Category Archives: research

Predictions, predictions

The Crystal Ball by John William Waterhouse

It is prediction time. Around about this time of year, pundits love to draw on their specialist expertise to predict significant events for the year ahead. The honest ones also revisit their previous yearly predictions to see how they did.

Philip Tetlock is an expert on expert judgement. He conducted a series of experiments between 1984-2003 to uncover whether experts were better than average at predicting outcomes in their given specialism. Predictions had to be specific and quantifiable, in areas ranging from economics to politics and internatonal relations. He found that many so-called experts were pretty bad at telling the future, and some were even worse than the man or woman on the street. Most worryingly, there was an inverse relationship between an experts fame and the accuracy of their predictions.

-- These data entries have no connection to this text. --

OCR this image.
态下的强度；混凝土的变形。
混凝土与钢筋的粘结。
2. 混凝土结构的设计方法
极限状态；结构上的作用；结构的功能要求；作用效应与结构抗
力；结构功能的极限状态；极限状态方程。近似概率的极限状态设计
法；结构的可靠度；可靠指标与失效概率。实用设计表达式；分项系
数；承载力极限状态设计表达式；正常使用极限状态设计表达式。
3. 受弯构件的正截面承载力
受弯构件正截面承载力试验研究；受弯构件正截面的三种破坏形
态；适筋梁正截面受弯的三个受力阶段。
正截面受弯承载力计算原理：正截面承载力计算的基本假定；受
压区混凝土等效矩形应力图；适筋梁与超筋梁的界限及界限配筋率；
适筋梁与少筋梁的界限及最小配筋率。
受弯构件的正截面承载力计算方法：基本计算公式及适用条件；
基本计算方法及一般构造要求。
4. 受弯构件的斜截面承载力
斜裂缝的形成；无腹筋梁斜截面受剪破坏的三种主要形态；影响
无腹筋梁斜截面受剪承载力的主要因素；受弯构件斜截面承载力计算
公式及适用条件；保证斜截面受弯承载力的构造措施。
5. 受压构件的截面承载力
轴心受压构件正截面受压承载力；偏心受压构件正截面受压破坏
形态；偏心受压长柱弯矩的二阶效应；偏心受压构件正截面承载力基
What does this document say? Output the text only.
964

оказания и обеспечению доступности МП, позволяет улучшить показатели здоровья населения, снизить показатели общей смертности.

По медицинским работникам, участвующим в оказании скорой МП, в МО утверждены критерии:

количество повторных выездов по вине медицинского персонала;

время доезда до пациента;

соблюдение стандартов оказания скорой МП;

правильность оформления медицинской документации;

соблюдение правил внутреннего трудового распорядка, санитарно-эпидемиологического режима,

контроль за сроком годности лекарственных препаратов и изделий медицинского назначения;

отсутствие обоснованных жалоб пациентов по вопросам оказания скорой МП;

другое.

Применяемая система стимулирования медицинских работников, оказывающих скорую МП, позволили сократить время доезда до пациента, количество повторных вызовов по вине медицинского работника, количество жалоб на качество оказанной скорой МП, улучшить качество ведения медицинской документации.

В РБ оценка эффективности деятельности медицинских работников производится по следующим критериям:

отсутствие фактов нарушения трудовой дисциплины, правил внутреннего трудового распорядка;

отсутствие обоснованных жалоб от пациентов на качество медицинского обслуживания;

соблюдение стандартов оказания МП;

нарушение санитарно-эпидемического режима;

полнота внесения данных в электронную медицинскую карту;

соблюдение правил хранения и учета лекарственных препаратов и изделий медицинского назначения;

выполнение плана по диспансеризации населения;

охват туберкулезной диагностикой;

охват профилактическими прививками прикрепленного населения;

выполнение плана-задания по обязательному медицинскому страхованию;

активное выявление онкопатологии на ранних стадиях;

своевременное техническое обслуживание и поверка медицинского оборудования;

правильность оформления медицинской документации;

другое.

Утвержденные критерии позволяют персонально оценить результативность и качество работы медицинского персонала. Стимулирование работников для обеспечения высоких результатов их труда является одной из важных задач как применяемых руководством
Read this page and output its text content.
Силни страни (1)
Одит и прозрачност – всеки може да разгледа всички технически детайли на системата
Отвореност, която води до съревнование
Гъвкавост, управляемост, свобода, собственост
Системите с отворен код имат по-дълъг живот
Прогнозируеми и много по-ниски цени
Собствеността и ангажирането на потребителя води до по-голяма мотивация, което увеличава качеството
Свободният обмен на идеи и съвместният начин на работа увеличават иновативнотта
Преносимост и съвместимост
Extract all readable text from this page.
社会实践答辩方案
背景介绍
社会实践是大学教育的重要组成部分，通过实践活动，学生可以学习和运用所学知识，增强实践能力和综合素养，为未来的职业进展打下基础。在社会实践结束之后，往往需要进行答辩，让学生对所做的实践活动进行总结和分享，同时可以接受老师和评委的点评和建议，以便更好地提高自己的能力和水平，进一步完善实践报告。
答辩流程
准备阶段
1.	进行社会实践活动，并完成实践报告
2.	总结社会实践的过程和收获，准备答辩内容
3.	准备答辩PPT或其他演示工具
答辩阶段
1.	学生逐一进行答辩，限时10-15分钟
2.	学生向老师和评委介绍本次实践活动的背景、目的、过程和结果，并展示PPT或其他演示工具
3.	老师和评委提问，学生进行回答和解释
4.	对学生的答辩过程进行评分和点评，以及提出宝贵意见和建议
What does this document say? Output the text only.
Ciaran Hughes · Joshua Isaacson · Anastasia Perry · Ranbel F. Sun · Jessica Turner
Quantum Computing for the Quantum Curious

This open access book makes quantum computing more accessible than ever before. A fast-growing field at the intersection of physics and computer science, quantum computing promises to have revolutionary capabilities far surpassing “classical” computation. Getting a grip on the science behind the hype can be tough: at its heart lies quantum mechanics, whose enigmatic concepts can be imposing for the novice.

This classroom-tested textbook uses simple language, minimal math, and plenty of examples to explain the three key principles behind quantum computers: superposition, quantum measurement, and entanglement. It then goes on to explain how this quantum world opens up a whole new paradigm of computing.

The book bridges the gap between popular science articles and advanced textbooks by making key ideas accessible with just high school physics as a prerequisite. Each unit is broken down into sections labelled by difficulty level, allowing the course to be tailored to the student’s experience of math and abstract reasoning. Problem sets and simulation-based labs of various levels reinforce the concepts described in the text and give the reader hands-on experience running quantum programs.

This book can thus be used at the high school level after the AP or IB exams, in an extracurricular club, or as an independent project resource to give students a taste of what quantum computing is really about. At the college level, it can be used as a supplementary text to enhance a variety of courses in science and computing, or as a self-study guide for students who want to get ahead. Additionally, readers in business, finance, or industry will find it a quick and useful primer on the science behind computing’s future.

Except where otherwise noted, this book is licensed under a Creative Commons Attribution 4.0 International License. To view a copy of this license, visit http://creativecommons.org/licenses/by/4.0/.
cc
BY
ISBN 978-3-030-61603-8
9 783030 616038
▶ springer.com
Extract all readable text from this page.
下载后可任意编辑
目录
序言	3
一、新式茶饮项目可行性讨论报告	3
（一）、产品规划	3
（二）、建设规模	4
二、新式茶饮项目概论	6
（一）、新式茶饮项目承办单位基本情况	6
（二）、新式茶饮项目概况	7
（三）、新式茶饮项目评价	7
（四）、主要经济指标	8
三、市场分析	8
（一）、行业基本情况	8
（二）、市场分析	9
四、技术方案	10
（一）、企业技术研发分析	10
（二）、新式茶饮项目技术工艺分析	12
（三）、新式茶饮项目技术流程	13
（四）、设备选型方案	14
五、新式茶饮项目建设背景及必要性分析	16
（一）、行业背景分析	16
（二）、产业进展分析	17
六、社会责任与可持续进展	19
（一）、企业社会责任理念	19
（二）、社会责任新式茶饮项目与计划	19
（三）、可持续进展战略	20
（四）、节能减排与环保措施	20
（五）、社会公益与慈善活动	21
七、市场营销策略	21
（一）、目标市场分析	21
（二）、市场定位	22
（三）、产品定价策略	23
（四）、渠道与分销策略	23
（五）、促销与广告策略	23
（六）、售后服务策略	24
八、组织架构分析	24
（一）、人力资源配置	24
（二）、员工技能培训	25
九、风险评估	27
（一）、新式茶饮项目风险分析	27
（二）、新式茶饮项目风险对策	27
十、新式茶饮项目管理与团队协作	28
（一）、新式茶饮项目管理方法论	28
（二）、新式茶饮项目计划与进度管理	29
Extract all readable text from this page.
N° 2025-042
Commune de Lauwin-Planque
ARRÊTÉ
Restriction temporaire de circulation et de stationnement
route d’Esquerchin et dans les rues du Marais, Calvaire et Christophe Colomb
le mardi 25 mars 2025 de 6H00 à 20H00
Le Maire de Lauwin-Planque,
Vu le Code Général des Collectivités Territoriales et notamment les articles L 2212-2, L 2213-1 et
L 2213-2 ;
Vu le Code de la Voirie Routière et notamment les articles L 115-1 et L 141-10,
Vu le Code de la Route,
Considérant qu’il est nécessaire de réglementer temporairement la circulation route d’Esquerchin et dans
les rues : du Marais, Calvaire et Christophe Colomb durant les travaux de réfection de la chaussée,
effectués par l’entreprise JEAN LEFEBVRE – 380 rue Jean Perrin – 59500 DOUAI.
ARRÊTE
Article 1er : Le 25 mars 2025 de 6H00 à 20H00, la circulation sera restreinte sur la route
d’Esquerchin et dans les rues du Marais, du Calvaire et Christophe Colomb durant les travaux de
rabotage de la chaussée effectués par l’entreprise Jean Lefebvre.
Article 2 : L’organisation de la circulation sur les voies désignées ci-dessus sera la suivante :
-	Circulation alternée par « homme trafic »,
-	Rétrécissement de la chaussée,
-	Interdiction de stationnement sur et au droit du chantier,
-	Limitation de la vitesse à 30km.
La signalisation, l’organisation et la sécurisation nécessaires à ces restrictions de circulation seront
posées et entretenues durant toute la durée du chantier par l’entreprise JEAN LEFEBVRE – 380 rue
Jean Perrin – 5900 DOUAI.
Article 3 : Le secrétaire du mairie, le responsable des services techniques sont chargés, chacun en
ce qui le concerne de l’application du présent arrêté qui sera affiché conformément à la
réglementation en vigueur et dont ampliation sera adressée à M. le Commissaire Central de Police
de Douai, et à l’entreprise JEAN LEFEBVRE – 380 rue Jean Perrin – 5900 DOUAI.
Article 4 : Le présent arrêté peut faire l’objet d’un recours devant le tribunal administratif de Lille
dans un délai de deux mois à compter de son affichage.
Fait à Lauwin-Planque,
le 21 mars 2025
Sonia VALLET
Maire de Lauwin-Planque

But he also discovered certain factors that make some experts better predictors than others. He found that training in probabilistic reasoning, avoidance of common cognitive biases, and evaluating previous guesses enabled experts to make more accurate forecasts. Predictions based on the combined judgements of multiple individuals also proved helpful.

This work has continued in the Good Judgement Project, a research project involving several thousand volunteer forecasters, which now has a commercial spin-off, Good Judgement Inc. The project has experimented with various methods of training, forming forecasters into complementary teams, and aggregation algorithms. By rigourously and systematically testing these and other factors, the system aims to uncover the determinants of accurate forecasts. It has already proven highly successful, winning a CIA-funded competition several years in a row (‘Intelligence Advanced Research Projects Activity – Aggregative Contingent Estimation’ (IARPA-ACE)).

The commercial spin-off began as an invite-only scheme, but now it has a new part called ‘Good Judgement Open’ which allows anyone to sign up and have a go. I’ve just signed up and made my first prediction in response to the following question:

“Before the end of 2016, will a North American country, the EU, or an EU member state impose sanctions on another country in response to a cyber attack or cyber espionage?”

You can view the question and the current forecast from users of the site. Users compete to be the most prescient in their chosen areas of expertise.

It’s an interesting concept. I expect it will also prove to be a pretty shrewd way of harvest intelligence and recruit superforecasters for Good Judgement Inc. In this sense the business model is like Facebook and Google, i.e. monetising user data, although not in order to sell targeted advertising.

I can think of a number of ways the site could be improved further. I’d like to be given a tool which helps me break down my prediction into various necessary and jointly sufficient elements and allow me to place a probability estimate on each. For instance, let’s say the question about international sanctions in response to a cyberattack depends on several factors; the likelihood of severe attacks, the ability of digital forensics to determine the origin of the attack, and the likelihood of sanctions as a response. I have more certainty about some of these factors than others, so a system which split them into parts, and periodically revise them, would be helpful (in Bayesian terms, I’d like to be explicit about my priors and posteriors).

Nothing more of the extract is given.